Ces possibilités consistent en des réponses à choix multiple que le malentendant doit marquer d’une croix.

De cette façon, la gendarmerie ou le service de police possède assez de données pour envoyer en urgence ou non une équipe sur place.

Le formulaire fax décrit au verso la méthode que doit suivre le malentendant.

D’un point de vue pratique, voici la procédure à suivre:

Un malentendant se trouve impliqué dans un fait déterminé. Il remplit le formulaire fax qu’il transmet alors à la gendarmerie ou à la police. Celle-ci estime le caractère urgent ou non des faits et renvoie un fax de réponse signalant le degré d’urgence donné à cette demande, l’envoi éventuel d’une équipe sur place ou la nécessité pour le malentendant de s’adresser au bureau local de police ou de gendarmerie. Il est également signalé qu’un interprête gestuel est informé.

Un exemplaire du fax (ou du rapport d’intervention) est toujours transmis à la brigade d’Oosterzele, à l’attention du maréchal des logis Luc Clerbout, dans le but de se faire une idée du degré d’implication des malentendants dans des affaires criminelles (aussi bien en tant que victime qu’auteur).

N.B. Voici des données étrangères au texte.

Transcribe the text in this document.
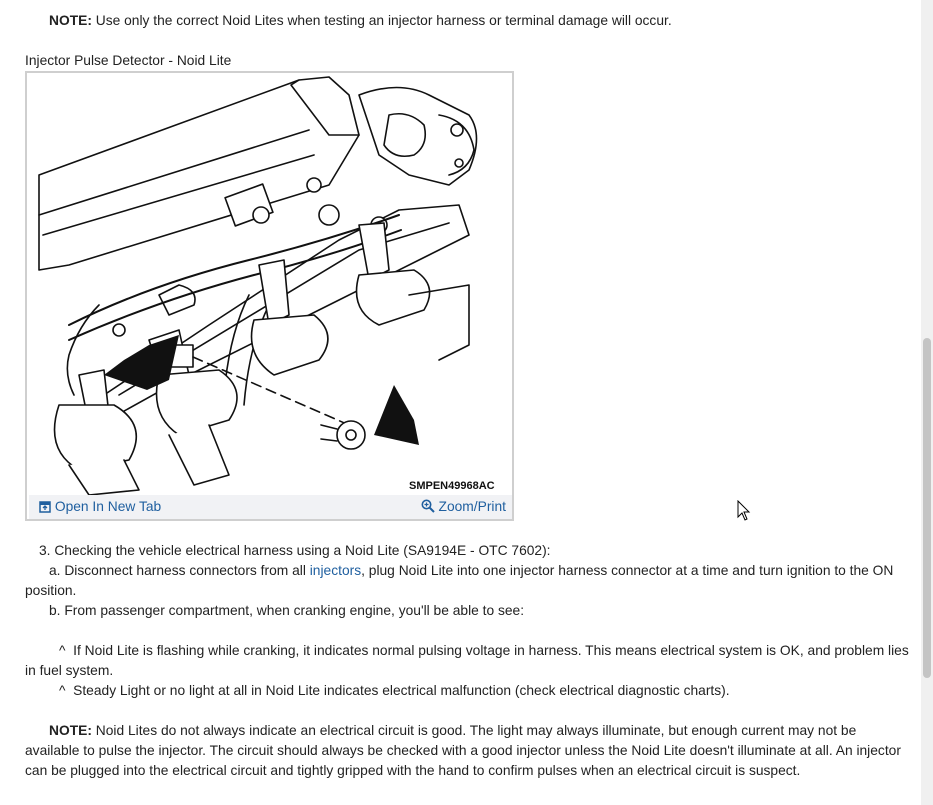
NOTE: Use only the correct Noid Lites when testing an injector harness or terminal damage will occur.
Injector Pulse Detector - Noid Lite
SMPEN49968AC
Open In New Tab	Zoom/Print
3. Checking the vehicle electrical harness using a Noid Lite (SA9194E - OTC 7602):
a. Disconnect harness connectors from all injectors, plug Noid Lite into one injector harness connector at a time and turn ignition to the ON position.
b. From passenger compartment, when cranking engine, you'll be able to see:
^  If Noid Lite is flashing while cranking, it indicates normal pulsing voltage in harness. This means electrical system is OK, and problem lies in fuel system.
^  Steady Light or no light at all in Noid Lite indicates electrical malfunction (check electrical diagnostic charts).
NOTE: Noid Lites do not always indicate an electrical circuit is good. The light may always illuminate, but enough current may not be available to pulse the injector. The circuit should always be checked with a good injector unless the Noid Lite doesn't illuminate at all. An injector can be plugged into the electrical circuit and tightly gripped with the hand to confirm pulses when an electrical circuit is suspect.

D’autres partenaires collaborent à ce projet, tels que le C.A.B. (bureau d’ interprètes gestuels) qui met à la disposition des malentendants les différents interprètes gestuels du côté néerlandophone, le “SERVICE SUIVI” chargé de l’orientation adéquate et le “VLAAMS FONDS” qui coordonne les heures d’interprétation consacrées aux malentendants ainsi que les moyens techniques, comme le téléphone textuel et le fax.

Pour réaliser ce projet, une enquête orientée vers la gendarmerie et les malentendants a été effectuée.

Entre-temps, ce projet a déjà eu des répercussions. Alain Van Humbeek, premier maréchal des logis à la brigade de Beringen, a mis au point une offre de service similaire et est devenu à son tour interprète gestuel après avoir suivi des cours.

Luc Clerbout: “En principe, toute brigade de gendarmerie peut faire appel à l’un de nous deux, mais on aura vite compris qu’une telle chose est difficile à réaliser. Nous espérons donc pouvoir étendre cette initiative à différents services de gendarmerie ou de police”.